Whether we trust one another.
Whether we have places to gather, to rest, to create, to grieve, and to celebrate.
In other words, they shape whether we can truly thrive.
These ideas have been especially present for me after conversations with Anna Alexandrova, Professor of Philosophy of Science at the University of Cambridge, public policy scholar Mark Fabian, and other scholars who study how communities flourish. They are asking a deceptively simple question. Not just how individuals are doing, but how our shared spaces, institutions, and relationships support or undermine our ability to live well together.
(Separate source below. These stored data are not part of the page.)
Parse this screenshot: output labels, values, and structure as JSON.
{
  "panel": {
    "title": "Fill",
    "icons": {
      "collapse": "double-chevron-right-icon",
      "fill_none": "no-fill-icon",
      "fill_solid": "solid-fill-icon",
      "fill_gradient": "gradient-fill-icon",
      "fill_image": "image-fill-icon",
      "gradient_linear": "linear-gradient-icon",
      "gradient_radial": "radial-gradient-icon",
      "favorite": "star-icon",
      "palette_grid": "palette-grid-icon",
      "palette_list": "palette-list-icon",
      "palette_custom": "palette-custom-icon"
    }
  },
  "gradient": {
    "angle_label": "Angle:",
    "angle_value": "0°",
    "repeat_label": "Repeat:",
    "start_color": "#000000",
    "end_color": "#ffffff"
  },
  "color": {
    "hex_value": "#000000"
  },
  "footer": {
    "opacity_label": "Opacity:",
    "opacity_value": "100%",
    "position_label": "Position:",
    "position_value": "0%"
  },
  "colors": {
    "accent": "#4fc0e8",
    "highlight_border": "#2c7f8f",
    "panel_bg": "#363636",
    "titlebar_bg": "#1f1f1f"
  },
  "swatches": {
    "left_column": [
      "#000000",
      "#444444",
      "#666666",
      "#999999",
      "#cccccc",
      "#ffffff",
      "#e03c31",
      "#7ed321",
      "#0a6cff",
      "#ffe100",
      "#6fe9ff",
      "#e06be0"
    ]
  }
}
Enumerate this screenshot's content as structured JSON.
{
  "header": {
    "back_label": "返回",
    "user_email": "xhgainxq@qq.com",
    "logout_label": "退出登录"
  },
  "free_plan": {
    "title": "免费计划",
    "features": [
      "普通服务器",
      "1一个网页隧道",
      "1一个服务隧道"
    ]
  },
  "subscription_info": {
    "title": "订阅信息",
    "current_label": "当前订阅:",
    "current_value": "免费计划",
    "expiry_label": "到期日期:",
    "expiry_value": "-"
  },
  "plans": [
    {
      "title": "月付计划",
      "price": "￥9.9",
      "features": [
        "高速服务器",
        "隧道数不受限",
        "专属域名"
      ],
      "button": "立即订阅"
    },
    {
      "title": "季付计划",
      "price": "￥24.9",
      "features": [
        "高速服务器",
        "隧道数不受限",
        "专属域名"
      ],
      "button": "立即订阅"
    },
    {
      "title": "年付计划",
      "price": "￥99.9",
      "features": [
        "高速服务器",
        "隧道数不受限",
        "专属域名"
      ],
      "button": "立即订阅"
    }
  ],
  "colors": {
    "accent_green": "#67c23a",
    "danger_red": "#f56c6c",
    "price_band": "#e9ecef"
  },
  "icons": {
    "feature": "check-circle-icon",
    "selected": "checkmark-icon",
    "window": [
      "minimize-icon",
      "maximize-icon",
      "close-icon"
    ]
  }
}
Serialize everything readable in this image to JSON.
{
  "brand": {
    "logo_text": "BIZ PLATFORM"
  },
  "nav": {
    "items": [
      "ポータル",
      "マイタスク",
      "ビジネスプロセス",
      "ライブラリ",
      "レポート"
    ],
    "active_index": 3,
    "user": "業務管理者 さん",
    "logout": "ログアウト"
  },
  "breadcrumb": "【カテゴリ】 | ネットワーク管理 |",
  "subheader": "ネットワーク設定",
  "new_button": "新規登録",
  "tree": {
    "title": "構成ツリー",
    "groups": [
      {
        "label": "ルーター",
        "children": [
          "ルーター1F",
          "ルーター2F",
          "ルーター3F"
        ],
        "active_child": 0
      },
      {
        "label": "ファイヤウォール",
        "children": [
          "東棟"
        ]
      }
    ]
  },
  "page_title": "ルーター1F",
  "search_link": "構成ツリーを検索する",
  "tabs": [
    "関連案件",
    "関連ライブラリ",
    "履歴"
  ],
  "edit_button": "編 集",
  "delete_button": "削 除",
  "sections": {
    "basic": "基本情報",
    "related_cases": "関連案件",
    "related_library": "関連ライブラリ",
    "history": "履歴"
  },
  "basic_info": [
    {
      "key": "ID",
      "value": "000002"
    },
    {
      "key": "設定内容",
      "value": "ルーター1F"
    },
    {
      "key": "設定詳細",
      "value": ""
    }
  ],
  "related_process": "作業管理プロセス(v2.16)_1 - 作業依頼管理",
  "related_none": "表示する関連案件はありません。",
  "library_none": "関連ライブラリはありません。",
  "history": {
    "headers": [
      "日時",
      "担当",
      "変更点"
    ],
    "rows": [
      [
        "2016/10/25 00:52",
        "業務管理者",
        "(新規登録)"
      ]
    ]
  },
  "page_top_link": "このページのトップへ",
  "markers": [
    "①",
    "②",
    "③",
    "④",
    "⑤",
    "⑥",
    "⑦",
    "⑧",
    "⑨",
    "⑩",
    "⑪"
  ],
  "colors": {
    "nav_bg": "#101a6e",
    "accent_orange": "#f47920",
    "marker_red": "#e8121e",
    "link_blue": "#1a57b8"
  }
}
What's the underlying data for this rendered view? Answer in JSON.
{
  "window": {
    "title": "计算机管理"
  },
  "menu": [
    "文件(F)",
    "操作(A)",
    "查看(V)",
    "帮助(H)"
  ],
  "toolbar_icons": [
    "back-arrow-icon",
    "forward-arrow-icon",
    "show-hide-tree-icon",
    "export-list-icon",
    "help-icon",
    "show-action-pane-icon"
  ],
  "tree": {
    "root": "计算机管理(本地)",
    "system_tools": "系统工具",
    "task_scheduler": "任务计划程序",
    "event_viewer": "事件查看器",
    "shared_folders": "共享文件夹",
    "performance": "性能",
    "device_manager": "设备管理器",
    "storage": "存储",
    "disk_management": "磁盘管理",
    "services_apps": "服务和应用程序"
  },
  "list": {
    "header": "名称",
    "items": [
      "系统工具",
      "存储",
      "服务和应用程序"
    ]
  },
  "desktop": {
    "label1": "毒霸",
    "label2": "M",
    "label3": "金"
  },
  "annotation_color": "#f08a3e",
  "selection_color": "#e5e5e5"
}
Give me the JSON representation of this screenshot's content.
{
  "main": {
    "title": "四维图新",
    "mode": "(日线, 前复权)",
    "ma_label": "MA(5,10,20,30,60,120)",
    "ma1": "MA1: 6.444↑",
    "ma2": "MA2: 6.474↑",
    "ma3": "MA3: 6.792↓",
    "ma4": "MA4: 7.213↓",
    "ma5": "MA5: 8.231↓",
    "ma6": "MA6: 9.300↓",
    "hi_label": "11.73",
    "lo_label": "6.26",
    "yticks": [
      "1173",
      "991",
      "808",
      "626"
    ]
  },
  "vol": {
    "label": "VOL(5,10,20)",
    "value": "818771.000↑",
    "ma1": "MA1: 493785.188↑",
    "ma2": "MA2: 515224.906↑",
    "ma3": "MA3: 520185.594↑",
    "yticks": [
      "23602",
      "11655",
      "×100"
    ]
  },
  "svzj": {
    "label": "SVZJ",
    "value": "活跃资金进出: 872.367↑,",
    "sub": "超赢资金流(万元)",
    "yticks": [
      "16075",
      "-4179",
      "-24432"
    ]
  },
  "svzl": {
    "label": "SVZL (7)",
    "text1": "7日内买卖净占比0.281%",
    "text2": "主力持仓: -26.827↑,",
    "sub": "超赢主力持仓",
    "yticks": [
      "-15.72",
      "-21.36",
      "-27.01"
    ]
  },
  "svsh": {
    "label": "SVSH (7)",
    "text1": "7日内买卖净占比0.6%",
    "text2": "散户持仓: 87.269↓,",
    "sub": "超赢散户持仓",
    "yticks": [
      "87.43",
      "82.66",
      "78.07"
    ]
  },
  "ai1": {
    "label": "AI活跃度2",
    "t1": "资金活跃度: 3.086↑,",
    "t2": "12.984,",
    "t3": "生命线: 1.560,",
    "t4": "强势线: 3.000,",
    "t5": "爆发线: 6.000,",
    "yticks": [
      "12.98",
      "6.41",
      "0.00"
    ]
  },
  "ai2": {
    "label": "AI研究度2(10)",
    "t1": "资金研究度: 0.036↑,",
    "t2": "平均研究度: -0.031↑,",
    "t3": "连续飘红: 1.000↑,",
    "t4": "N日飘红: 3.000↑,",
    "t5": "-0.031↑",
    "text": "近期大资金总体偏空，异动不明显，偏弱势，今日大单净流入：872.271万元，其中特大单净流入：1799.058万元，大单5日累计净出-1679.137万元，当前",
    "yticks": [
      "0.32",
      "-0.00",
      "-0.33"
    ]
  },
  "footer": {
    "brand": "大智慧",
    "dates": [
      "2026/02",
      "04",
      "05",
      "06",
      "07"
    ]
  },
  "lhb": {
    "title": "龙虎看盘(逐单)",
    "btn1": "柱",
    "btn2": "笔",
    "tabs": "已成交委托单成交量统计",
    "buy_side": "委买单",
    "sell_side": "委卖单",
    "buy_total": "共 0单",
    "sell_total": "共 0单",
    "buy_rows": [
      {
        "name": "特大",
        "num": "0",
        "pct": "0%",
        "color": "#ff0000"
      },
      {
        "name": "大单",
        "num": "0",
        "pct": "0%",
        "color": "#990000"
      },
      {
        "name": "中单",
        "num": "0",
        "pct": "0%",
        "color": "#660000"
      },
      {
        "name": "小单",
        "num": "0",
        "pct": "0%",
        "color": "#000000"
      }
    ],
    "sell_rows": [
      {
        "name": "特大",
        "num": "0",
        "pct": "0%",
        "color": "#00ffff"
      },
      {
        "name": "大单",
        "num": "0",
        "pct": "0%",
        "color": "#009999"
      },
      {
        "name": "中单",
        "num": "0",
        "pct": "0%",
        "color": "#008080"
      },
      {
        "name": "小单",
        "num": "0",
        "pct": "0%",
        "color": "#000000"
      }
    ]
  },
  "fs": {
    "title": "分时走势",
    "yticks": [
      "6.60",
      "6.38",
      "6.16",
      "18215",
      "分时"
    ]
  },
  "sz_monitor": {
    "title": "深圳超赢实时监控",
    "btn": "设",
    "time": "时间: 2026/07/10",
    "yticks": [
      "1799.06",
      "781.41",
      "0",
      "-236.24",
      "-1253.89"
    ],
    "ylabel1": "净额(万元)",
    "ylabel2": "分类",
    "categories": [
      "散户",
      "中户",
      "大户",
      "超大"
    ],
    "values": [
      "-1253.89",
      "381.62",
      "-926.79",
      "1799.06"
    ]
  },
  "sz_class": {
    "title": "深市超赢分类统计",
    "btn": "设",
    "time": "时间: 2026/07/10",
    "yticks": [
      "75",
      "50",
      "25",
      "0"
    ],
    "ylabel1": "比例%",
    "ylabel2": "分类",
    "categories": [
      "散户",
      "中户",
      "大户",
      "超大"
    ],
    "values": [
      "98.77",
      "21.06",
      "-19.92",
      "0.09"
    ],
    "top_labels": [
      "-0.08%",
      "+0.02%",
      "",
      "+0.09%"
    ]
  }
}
I explored this work more deeply in a story for the John Templeton Foundation, No Man Is an Island: Well-Being as a Collective Endeavor, which looks at how well-being is increasingly understood as something built through trust, beauty, public spaces, and everyday acts of care. If you would like to go deeper into that research, you can find it here.
But even without the data, most of us know this intuitively. We feel better when our world feels kinder. When we have somewhere to go. When someone notices if we do not show up.
So perhaps this year does not need to be only about becoming a newer, shinier version of yourself.
Perhaps it can be about something less lonely and less solitary.
New year, new us.
What would it look like to invest not only in your own well-being, but in the well-being of the places and people around you?
To thank someone who made your life better, no matter how small the moment.
To support a space that brings people together.
To create a little more beauty, safety, or generosity wherever you live.
How we are doing is not defined only by how productive or disciplined we feel. It is shaped by whether we are safely and positively connected to the world we are part of, and whether we are a safe and welcoming place for others to connect as well.